I wonder how it scales with the numbers of blocks (e.g. with 10 TB of data)? I would guess that it would really help with the amount of data stored but then slow way down as more data gets added due to the extra overhead of tracking and deduping.
Also, does it work across repositories?
What specifically is meant by "Modern Development Experience"? I see github eliminating a lot of useful development pain points with its tools for repository collaboration and integration, which is what I associate with the current trend with repositories, but this post is focusing just on having data with the code which is an interesting assumption...
One of core motivations behind XetHub is to enable teams across industries to benefit from the workflow we've used in software for 15+ years. We've used this workflow for so long it is easy to overlook its benefits.

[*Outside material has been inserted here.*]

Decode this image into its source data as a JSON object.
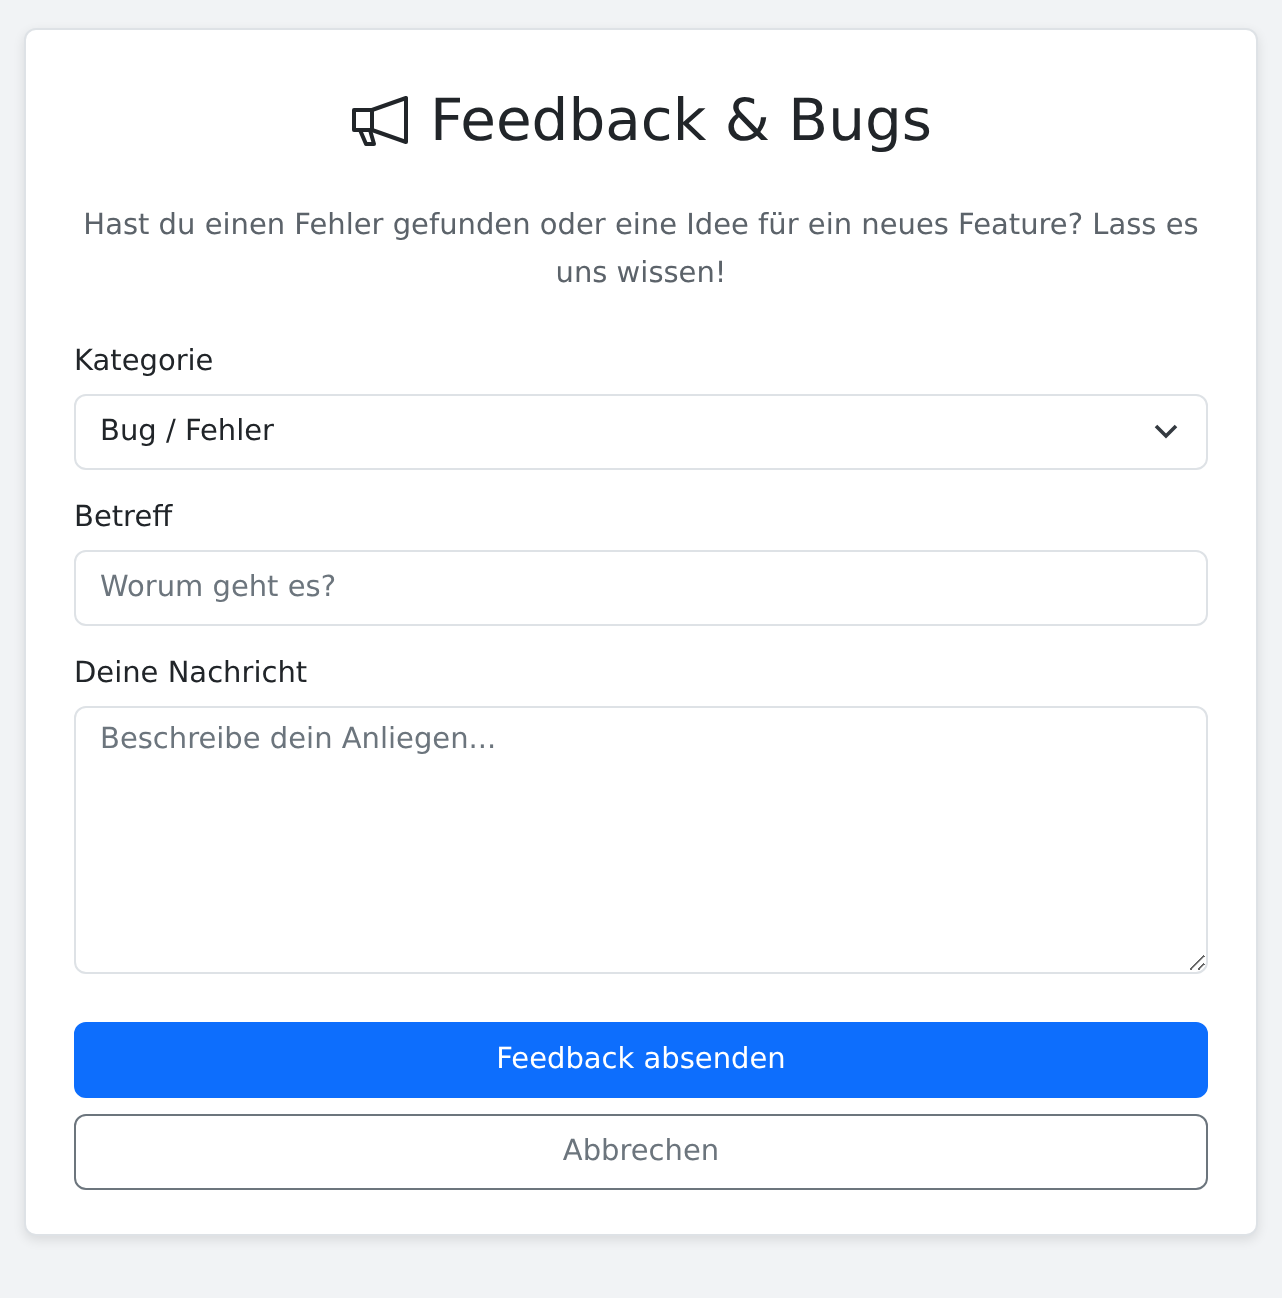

Software teams have a clear picture of who is working on what, what is in flight, what is in review, and what is remaining. Anyone on the team can easily pick up work in progress from someone else or start a new derivation of work without concern about interference. Teams can be distributed across timezones and yet everyone feels connected to the project and is able to contribute without disruption.
The power of a GitHub-style workflow for team collaboration comes from being able to experiment freely (branches or forks), review easily (pull requests), and observe (passively learn) best practices from the team (issues, code review feedback).
Last year we benchmarked this set along with LakeFS, should we add LakeFS back to this set?